Table 1. Differential expression of SNF1 and the overlap p-values of the observed DEGs and the expected downstream genes using PTM-mediated direct model (Model II)

Possible regulatory pathways downstream of AFT1 knockout

When simple direct model was used, the overlap p-value between the expected targets of AFT1 and the observed DEGs under AFT1 knockout was 0.0001, while the overlap p-value was 7.35e-11 when PTM-mediated two-layer cascade regulation model (Model IV) was used. Figure 5 illustrates PTM-mediated two-layer cascade regulation pathway downstream of AFT1 knockout. AFT1 affects the expression of two protein kinases, TPK1 and KSS1. TPK1 modifies the protein states of MSN2 and MSN4, while KSS1 modifies the protein states of DIG1 and STE12. Then these TFs lead to differential expressions of their target genes. TPK1 was differentially expressed in the AFT1 knockout experiment, which supported the possibility of this regulatory pathway. The expression of KSS1 was not changed, possibly due to the feedback regulation control of DIG1, STE12 and MSN4 on KSS1.

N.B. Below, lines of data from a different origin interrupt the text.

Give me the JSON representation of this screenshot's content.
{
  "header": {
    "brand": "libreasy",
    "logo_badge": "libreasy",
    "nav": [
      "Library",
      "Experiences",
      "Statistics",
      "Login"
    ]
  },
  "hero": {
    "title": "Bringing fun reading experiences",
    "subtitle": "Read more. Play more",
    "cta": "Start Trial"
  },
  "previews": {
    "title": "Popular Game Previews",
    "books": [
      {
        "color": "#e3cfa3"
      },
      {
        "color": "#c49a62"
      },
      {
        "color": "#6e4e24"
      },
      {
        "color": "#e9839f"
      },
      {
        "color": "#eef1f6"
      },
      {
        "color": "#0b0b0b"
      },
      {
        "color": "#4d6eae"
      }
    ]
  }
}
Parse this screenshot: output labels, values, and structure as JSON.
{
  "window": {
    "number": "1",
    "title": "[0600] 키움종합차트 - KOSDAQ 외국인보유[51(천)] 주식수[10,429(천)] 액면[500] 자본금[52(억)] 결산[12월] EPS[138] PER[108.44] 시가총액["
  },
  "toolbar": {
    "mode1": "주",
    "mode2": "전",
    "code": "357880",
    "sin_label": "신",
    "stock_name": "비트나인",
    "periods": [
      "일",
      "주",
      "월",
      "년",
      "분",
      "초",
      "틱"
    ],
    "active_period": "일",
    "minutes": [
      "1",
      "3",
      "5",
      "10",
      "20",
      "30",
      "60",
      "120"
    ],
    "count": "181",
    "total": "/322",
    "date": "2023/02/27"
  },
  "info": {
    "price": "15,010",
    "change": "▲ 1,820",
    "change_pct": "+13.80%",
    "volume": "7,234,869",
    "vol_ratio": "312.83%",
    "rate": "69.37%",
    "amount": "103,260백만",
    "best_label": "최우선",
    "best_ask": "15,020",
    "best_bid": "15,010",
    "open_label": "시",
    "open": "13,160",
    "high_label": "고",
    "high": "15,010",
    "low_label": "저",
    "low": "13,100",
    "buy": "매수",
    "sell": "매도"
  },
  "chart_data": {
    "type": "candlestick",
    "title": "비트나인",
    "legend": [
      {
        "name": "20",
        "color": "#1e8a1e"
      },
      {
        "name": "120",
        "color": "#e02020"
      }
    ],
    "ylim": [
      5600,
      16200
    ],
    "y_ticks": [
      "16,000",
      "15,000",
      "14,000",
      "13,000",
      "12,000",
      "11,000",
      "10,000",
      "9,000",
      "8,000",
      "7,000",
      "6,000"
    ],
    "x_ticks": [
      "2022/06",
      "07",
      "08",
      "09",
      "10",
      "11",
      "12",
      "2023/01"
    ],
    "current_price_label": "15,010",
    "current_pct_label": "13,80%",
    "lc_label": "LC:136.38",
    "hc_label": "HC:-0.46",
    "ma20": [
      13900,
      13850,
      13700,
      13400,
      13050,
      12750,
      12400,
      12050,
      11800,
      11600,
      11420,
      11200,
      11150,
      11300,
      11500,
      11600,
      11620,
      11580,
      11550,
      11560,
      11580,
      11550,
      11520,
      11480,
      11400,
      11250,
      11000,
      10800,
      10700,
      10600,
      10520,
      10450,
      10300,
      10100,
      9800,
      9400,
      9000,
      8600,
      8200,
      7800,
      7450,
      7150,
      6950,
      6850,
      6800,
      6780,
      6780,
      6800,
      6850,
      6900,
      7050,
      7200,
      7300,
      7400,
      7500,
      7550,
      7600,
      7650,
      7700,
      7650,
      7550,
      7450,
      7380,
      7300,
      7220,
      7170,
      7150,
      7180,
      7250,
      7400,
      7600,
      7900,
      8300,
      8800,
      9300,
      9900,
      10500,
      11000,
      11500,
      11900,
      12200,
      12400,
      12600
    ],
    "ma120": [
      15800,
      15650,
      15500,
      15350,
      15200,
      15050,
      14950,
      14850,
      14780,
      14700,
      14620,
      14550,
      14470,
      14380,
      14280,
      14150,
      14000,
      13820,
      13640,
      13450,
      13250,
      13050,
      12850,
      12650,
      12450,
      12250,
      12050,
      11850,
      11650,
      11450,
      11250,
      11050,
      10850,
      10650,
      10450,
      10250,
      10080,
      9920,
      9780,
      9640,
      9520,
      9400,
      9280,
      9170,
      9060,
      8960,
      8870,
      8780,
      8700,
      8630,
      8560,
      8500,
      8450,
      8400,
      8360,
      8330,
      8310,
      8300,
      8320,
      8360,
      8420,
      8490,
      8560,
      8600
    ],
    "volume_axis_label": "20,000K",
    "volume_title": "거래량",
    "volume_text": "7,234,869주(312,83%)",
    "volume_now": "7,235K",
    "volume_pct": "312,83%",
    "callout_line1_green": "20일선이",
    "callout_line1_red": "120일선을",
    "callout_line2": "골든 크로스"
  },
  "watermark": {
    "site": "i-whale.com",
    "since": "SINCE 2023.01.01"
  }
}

To further verify whether or not AFT1 functions through Model IV under specific conditions, expression data with great down expression of AFT1 were selected [41]. In the response to environmental changes under YPD stationary phase 28 d, AFT1 showed 9.6 fold change of down expression. We compared the DEGs under this condition with the expected targets in the six models of AFT1, the most significant overlap was also achieved at PTM-mediated two-layer cascade regulation model (p-value:e-17).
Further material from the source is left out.